Dans le deuxième épisode de l’excellente série Tchernobyl, qui a connu un succès retentissant au printemps dernier, un scientifique explique devant un comité de cadres du Parti communiste soviétique que le réacteur de la centrale nucléaire de Tchernobyl a explosé et qu’il faut immédiatement mettre en place des mesures d’urgence. La réponse du cadre soviétique est lapidaire : « Il n’y a pas de place pour cette hystérie alarmiste. » Ce à quoi le scientifique réplique : « Ce n’est pas de l’alarmisme, c’est un fait. »

Cette scène est une formidable métaphore du nouveau déni climatique qui sévit présentement et qui qualifie d’alarmiste l’urgence climatique dans le but de protéger un système qui doit changer.
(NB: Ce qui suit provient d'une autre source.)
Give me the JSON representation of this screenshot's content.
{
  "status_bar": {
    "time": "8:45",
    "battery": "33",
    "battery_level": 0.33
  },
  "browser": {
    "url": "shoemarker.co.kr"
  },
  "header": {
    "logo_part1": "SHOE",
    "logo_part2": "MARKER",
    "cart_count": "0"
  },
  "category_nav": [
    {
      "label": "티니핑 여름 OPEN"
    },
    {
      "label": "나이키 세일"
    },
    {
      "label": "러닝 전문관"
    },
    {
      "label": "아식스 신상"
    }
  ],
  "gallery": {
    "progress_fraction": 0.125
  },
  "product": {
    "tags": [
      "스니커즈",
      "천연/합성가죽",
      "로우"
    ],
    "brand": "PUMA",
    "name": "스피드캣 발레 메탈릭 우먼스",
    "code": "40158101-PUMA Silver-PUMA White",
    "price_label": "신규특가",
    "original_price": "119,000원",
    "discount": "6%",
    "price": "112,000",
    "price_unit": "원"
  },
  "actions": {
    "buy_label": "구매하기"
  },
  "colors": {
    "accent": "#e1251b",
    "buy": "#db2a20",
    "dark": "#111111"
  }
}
Pour reprendre l’analogie nucléaire, chaque jour, nous déchargeons dans l’atmosphère 110 millions de tonnes de pollution générée par les activités humaines.

Ces gaz à effet de serre absorbent l’équivalent de l’énergie produite par 500 000 bombes atomiques par jour.

Chaque jour, 365 jours par année, nous bombardons notre planète, et ce chiffre continue d’augmenter. Dans le scénario actuel d’accroissement des émissions, les concentrations de CO2 dans l’atmosphère dépasseront d’ici 10 ans le seuil qui nous poussera dans la zone de dérèglement climatique. Il ne s’agit pas ici d’opinions, mais de mathématiques.

Pour éviter ce scénario, le GIEC nous accorde une décennie pour réduire de moitié les émissions de gaz à effet de serre de la planète entière. Chaque jour qui passe sans agir rend cet objectif improbable, voire impossible à atteindre. L’urgence est réelle, la planète brûle. Nier l’urgence climatique, c’est nier la science du climat elle-même.

Comment en sommes-nous arrivés à n’avoir que 10 ans pour résoudre un problème dont nous connaissons l’existence depuis 50 ans ? Le déni climatique, alimenté par des campagnes sophistiquées financées par centaines de millions par le lobby des énergies fossiles, est premier au banc des accusés. Son objectif ? Retarder une action décisive sur le climat. D’abord en semant le doute sur l’existence de la crise climatique ou sur ses liens avec les activités humaines, puis en attaquant la crédibilité de la science du climat et des scientifiques qui la portent.

Le piratage informatique, les fausses nouvelles et la création de faux groupes citoyens ont fait partie de l’arsenal déployé contre les scientifiques et les écologistes.

La campagne du déni climatique porte aujourd’hui un message différent : elle a fait un repli tactique en concédant que le changement climatique est réel et qu’il est causé par l’action humaine, mais elle affirme désormais que la transition prendra du temps, qu’elle se fera naturellement et graduellement. On oppose cette position « pragmatique » à la position « alarmiste » de la science et des écologistes.

Cible privilégiée

Greta Thunberg, une courageuse jeune femme de 16 ans, est devenue la cible privilégiée de cette attaque concertée. Après avoir semé le doute dans l’esprit du public, on cherche maintenant à endormir les citoyens et à détruire le message d’urgence en attaquant ses messagers.

Nouveau discours, donc, mais même résultat : gagner du temps. Or, du temps, nous n’en avons plus.

Le nouveau déni climatique procède de la même dynamique qui a mené à l’effondrement des marchés financiers en 2008. Chaque jour, chaque semaine, chaque mois et chaque année passés dans le déni rapportent des milliards à des intérêts bien organisés qui jouent notre avenir à la roulette russe, trop heureux de pouvoir refiler la facture à nos enfants.

Mais cette fois-ci, ils échoueront. Nous sommes trop nombreux, de toutes les générations, derrière la jeunesse qui se soulève, à comprendre que chaque jour qui passe est un jour perdu qui nous rapproche du précipice. Le mensonge a assez duré. Faisons tomber le mur du déni et éclater la vérité. Occupons tous les fronts. Il y a urgence. Ne laissons plus le déni climatique nous arrêter. C’est maintenant ou jamais.